Redefining normal breast cell populations using long noncoding RNAs

Single-cell RNAseq has allowed unprecedented insight into gene expression across different cell populations in normal tissue and disease states. However, almost all studies rely on annotated gene sets to capture gene expression levels and sequencing reads that do not align to known genes are discarded. Here, we discover thousands of long noncoding RNAs (lncRNAs) expressed in human mammary epithelial cells and analyze their expression in individual cells of the normal breast. We show that lncRNA expression alone can discriminate between luminal and basal cell types and define subpopulations of both compartments. Clustering cells based on lncRNA expression identified additional basal subpopulations, compared to clustering based on annotated gene expression, suggesting that lncRNAs can provide an additional layer of information to better distinguish breast cell subpopulations.
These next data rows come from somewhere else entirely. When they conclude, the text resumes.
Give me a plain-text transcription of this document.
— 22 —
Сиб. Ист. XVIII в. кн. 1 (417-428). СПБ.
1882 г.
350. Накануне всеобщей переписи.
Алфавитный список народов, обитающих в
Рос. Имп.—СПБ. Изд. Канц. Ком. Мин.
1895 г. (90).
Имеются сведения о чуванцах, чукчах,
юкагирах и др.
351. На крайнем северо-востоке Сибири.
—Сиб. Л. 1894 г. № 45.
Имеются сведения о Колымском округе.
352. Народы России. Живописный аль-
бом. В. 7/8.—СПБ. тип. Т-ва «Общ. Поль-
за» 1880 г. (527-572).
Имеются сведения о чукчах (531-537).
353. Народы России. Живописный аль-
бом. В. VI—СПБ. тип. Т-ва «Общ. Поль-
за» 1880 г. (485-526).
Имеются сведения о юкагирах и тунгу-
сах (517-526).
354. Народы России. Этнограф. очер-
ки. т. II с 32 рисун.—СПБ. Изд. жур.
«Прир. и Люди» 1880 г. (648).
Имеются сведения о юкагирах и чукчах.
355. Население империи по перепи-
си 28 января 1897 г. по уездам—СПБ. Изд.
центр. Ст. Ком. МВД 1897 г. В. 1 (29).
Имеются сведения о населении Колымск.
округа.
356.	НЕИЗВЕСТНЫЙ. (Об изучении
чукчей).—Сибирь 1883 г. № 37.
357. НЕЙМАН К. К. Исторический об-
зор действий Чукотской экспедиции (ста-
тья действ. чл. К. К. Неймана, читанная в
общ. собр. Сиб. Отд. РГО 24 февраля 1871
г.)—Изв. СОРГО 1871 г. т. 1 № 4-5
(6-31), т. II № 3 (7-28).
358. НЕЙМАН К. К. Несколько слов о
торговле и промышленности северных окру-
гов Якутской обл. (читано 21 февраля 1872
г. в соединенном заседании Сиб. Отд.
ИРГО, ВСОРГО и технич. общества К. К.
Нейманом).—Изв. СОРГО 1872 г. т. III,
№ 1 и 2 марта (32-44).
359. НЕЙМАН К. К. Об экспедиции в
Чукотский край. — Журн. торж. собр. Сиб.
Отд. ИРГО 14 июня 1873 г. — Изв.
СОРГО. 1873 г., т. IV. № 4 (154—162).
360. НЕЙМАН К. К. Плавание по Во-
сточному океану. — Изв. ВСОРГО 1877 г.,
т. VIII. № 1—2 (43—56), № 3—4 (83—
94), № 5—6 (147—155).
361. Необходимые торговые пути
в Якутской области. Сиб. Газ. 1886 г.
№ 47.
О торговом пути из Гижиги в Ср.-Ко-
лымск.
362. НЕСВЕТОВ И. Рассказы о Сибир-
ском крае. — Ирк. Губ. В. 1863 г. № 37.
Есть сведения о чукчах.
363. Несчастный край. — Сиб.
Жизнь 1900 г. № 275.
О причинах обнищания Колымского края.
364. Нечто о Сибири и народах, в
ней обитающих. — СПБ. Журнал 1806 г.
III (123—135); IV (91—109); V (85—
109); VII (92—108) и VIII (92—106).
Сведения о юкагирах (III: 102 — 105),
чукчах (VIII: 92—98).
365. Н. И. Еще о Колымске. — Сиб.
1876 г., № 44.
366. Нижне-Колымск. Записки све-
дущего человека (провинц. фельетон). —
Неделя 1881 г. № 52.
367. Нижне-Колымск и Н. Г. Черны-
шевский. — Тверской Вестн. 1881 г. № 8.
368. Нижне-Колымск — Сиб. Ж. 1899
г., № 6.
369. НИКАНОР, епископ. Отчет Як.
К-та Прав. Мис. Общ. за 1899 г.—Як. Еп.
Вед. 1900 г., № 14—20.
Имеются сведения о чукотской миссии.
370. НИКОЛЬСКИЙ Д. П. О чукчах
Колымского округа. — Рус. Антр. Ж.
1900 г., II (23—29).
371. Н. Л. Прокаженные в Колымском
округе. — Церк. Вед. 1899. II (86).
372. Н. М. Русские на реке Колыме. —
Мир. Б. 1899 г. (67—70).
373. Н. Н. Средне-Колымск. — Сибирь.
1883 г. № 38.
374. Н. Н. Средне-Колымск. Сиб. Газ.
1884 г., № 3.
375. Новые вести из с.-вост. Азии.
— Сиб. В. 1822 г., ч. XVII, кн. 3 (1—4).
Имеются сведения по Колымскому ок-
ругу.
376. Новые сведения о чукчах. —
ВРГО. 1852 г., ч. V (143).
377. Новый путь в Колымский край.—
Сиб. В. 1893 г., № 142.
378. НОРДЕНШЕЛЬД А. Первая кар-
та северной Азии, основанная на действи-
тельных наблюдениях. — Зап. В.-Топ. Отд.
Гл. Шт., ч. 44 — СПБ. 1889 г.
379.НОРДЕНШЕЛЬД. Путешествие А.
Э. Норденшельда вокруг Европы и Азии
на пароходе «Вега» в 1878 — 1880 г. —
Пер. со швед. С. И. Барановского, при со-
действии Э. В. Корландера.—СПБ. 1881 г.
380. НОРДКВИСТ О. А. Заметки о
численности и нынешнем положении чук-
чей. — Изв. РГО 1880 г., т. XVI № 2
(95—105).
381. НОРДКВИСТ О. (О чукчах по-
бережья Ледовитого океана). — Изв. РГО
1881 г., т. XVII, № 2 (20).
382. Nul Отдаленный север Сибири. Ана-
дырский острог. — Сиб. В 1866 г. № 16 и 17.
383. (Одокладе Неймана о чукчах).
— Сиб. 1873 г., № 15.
In contrast, these breast-specific lncRNAs poorly distinguish brain cell populations, highlighting the need to annotate tissue-specific lncRNAs prior to expression analyses. We also identified a panel of 100 breast lncRNAs that could discern breast cancer subtypes better than protein-coding markers. Overall, our results suggest that lncRNAs are an unexplored resource for new biomarker and therapeutic target discovery in the normal breast and breast cancer subtypes.

Automated summary

Single-cell RNAseq has revealed the expression of thousands of long noncoding RNAs (lncRNAs) in human mammary epithelial cells, providing new insights into breast cell subpopulations. Clustering cells based on lncRNA expression can better discern basal subpopulations compared to annotated gene expression. Tissue-specific annotation of lncRNAs is necessary for accurate expression analysis. Breast-specific lncRNAs can serve as potential biomarkers and therapeutic targets for breast cancer subtypes.